What’s the science behind the amazing 3-point shooting of the Warriors Stephen Curry and Klay Thompson?

Klay Thompson throws a crisp pass to Stephen Curry, who launches a 3-point shot.  The ball follows a smooth, graceful arc before dropping through the hoop 28 feet away.

We should appreciate this simply for what it is: an awesome play by the Splash Brothers.  But science is all around us, so why not wonder about the science behind this feat of prowess?

The parabolic arc the ball follows is a result of the push Curry gives the ball and the force of gravity acting on it.  As the ball leaves Curry’s fingers it moves at an upward angle.  A physicist would say that the ball’s velocity has both a horizontal and vertical component; that is, the ball is moving both parallel to the floor and also in the up-down direction.

Once the ball is released, the only strong force acting on it is gravity.  (Air impedes the motion of the ball, but this effect is so small that it doesn’t significantly affect the motion.)  As a result of gravity, the ball’s vertical motion slows and slows until the ball hits the peak of the arc.  It is no longer going up.  Gravity continues to pull on it, so the ball begins to fall back to Earth, going downward faster and faster. 

Gravity only pulls on things straight down.  So gravity can only affect the motion of the ball in the vertical direction; the horizontal motion of the ball remains unchanged during flight.  The combination of a constant horizontal motion with the ball slowing down then speeding up in the vertical direction results in the parabolic arc.

Curry releases a 3-pointer at an angle of about sixty degrees from the horizontal.  A basketball fan would say he’s got a lot of “arc” on the shot, which is not unusual for good ball players.  The higher the curved path of the ball, the closer to straight down it’s moving as it nears the hoop.  That gives the ball more clearance to get through the rim compared to a low-arcing shot.

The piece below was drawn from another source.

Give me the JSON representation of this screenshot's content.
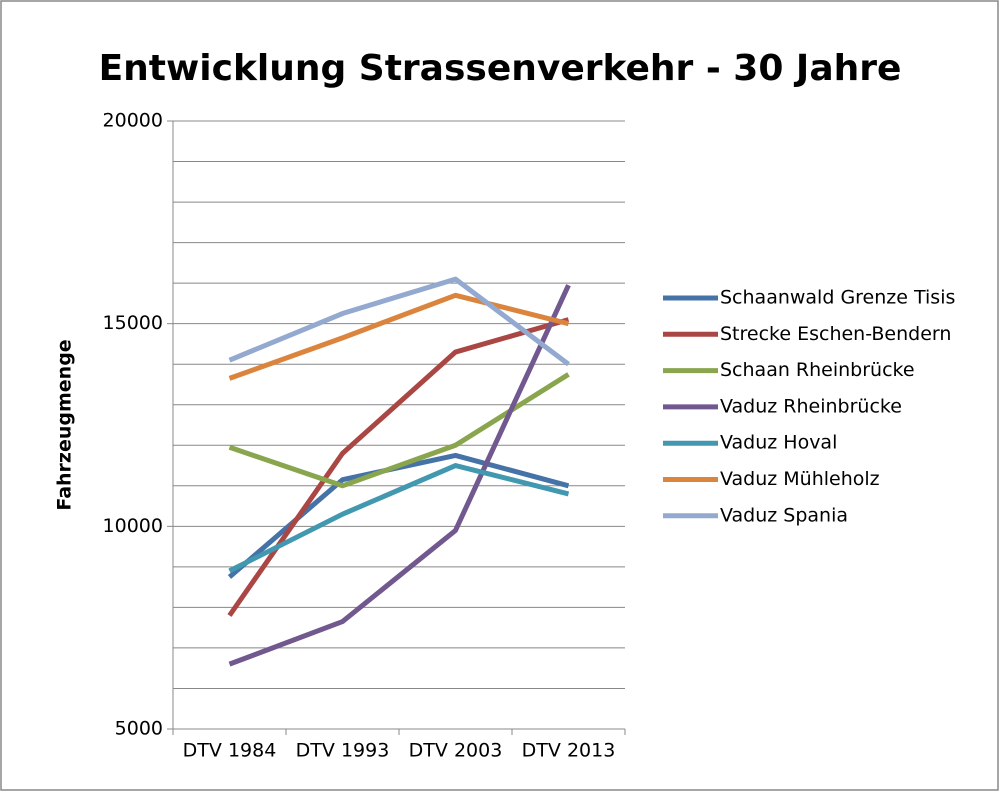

For a 28-foot shot, Steph needs to impart a speed of about 30 feet per second – about 22 miles per hour – to get the ball to drop dead center through the hoop.

For a 28-foot shot, Steph needs to impart a speed of about 30 feet per second – about 22 miles per hour – to get the ball to drop dead center through the hoop.  And what precision!  If his release speed is off by less than one percent or if the angle is off by just a half a degree or so “clang,” the ball hits the rim.  No basket.

What about the spin that Curry gives the ball as it leaves his hand?  Although the spin of an object can affect its flight through the air – this is certainly true of a pitched baseball – the motion of a basketball is essentially unchanged by the amount of spin.  Then why do the best players launch their shots with just that right amount of spin?  A basketball released with spin is what players call a “soft shot.”  A soft shot is much less likely to bounce hard off the rim or backboard if it doesn’t swish through the net.

Does Curry’s long jumper almost look like it’s flying under its own power after he releases it?  There’s a good physics reason.  His shot is in the air for about one-and-a-half seconds.  Of that time, the ball spends a second above the height that is halfway up to the peak of the arc.  That means the ball spends most of its flight time higher up than its halfway mark, which creates the illusion that the ball is flying!

No basketball player – whether a middle schooler just learning the game or a professional like Klay Thompson or Steph Curry – thinks about shooting as a physics problem.  We probably shouldn’t either.  Instead, enjoy the beauty, the grace, the athleticism.  But once in a while it’s okay to wonder about the science too.